Photo by Elise Bouvet on Unsplash

All in One

These previously mentioned methods and history are all on full display in Cocteau Twins’ track “Little Spacey.” It is reverberated and lyrically confusing. Which is fine, as the band uses these elements to levitate their listener from their beds and immerse them in their surreal soundscapes.

These feelings of dreaminess persist throughout the entire track. There is somewhat of an intro, but the recollection of it quickly fades for the listener, as the dominating qualities of the song take over quickly. Its sounds bounce from side to side in its mixing, creating a sedative experience for the audience. It is unpredictable, yet oddly familiar.
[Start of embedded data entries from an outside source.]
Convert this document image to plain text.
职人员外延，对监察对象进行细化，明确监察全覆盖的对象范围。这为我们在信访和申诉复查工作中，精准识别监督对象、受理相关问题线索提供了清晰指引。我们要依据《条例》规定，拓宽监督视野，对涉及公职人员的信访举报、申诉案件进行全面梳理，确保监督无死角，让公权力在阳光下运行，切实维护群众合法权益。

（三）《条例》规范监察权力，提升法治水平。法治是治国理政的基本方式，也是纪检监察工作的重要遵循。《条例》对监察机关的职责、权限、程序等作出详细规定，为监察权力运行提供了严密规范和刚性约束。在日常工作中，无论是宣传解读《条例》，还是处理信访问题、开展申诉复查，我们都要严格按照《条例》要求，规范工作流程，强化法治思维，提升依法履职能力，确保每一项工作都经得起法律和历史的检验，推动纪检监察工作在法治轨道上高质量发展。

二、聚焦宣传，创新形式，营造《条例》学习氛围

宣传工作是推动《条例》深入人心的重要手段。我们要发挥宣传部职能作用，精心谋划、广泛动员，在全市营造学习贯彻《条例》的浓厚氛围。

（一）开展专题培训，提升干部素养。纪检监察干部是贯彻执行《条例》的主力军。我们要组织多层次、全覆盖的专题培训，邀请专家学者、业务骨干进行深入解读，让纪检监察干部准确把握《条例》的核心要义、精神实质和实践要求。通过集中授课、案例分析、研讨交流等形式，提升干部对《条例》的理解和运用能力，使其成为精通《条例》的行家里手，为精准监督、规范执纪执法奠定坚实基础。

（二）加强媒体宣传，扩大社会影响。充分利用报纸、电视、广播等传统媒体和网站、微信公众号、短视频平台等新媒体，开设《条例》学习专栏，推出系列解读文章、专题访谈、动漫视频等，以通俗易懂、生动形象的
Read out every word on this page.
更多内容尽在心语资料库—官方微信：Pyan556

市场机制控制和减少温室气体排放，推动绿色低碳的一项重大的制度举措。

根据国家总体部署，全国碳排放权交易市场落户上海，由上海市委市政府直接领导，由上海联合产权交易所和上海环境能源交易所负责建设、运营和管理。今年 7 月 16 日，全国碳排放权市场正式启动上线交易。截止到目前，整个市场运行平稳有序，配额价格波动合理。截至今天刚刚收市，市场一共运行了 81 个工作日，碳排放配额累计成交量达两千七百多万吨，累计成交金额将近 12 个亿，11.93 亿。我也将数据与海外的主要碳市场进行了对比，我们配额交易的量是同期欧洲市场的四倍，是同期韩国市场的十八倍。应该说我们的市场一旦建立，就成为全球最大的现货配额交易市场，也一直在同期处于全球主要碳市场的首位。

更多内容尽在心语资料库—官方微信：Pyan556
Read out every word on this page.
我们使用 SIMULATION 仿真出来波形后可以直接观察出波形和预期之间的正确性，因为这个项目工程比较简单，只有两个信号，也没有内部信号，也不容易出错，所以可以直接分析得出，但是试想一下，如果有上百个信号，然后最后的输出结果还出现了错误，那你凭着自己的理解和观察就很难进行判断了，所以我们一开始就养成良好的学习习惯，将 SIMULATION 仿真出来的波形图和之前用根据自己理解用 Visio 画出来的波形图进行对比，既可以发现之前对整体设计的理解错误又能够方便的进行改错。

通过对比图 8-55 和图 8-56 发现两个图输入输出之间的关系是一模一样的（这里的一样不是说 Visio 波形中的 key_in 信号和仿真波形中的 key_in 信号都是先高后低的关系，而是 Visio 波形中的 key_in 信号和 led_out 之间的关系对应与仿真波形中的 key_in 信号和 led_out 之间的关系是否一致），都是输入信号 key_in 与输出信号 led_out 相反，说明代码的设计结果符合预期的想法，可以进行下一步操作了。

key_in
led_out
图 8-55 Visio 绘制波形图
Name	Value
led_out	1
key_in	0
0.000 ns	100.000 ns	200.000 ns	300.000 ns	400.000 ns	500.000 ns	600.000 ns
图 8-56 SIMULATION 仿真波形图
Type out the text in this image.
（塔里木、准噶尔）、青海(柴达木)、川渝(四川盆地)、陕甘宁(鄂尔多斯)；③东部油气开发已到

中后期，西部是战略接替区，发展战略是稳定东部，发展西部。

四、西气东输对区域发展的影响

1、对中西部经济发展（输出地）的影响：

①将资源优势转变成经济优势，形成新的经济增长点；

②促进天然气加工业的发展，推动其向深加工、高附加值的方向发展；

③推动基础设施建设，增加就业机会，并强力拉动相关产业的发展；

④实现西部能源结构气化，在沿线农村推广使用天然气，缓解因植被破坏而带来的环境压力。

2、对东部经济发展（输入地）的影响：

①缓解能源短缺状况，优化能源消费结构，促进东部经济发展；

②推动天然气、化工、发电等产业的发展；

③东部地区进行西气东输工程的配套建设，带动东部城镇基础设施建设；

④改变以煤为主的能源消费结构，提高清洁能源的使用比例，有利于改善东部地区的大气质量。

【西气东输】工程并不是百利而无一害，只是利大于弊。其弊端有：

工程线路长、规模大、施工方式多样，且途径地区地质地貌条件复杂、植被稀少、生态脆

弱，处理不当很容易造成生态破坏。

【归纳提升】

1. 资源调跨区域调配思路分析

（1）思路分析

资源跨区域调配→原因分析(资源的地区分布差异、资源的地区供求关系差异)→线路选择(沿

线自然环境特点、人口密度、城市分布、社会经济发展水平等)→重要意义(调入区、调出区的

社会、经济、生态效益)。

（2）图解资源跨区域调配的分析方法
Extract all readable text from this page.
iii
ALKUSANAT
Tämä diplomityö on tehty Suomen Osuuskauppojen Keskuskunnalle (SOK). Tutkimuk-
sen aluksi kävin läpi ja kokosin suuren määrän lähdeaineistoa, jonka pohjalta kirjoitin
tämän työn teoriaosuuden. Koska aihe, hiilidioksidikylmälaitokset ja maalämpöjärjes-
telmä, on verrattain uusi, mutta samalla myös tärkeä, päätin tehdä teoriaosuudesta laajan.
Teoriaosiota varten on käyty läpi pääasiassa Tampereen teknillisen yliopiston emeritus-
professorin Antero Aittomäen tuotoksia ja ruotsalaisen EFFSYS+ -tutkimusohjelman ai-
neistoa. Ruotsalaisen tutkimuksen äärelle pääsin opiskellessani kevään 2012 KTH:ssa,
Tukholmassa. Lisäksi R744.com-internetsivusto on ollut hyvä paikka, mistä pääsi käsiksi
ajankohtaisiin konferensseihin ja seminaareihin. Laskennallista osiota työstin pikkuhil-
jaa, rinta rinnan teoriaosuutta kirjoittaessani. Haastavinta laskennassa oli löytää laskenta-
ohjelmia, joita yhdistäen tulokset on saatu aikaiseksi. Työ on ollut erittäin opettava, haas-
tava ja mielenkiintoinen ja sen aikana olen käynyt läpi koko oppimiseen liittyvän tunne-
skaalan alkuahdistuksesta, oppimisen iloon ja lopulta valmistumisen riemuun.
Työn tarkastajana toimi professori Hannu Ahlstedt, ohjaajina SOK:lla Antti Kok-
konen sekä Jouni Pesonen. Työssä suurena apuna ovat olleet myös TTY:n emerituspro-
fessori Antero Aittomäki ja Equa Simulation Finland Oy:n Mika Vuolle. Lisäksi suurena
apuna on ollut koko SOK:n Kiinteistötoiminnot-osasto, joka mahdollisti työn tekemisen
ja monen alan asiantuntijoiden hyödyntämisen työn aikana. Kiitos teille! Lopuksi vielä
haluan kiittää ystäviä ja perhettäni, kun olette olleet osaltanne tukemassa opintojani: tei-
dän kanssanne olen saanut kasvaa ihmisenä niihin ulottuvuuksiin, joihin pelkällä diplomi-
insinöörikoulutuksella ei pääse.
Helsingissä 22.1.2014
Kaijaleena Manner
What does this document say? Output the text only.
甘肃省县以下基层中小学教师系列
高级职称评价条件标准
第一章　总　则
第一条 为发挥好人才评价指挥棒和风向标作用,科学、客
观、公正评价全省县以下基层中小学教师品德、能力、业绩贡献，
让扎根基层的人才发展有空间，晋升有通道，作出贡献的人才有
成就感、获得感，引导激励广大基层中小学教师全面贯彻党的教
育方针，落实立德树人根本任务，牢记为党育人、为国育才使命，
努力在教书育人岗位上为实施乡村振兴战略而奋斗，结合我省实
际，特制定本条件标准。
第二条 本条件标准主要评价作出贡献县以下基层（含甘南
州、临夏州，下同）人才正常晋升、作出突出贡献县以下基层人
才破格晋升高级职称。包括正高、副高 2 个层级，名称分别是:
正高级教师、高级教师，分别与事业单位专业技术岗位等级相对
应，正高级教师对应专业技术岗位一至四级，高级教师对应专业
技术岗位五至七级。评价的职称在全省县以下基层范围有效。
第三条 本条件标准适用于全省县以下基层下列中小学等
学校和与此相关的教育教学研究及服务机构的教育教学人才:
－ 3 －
Photo by Hayes Potter on Unsplash

“Little Spacey” runs at three minutes and 25 seconds, however, this time parameter dissolves with how the sound blends into the listener’s mind, as well as how easy it is to repeat. Because the track holds a recurring, prominent sound through its instrumental and early sung vocals, someone could listen to this song for 15 minutes before they realized it was looping. As dreams do, we don’t really know when they end. The same is with this song. “Little Spacey” offers a floating sensation to an audience that few other songs are able to.

What song makes you feel weightless?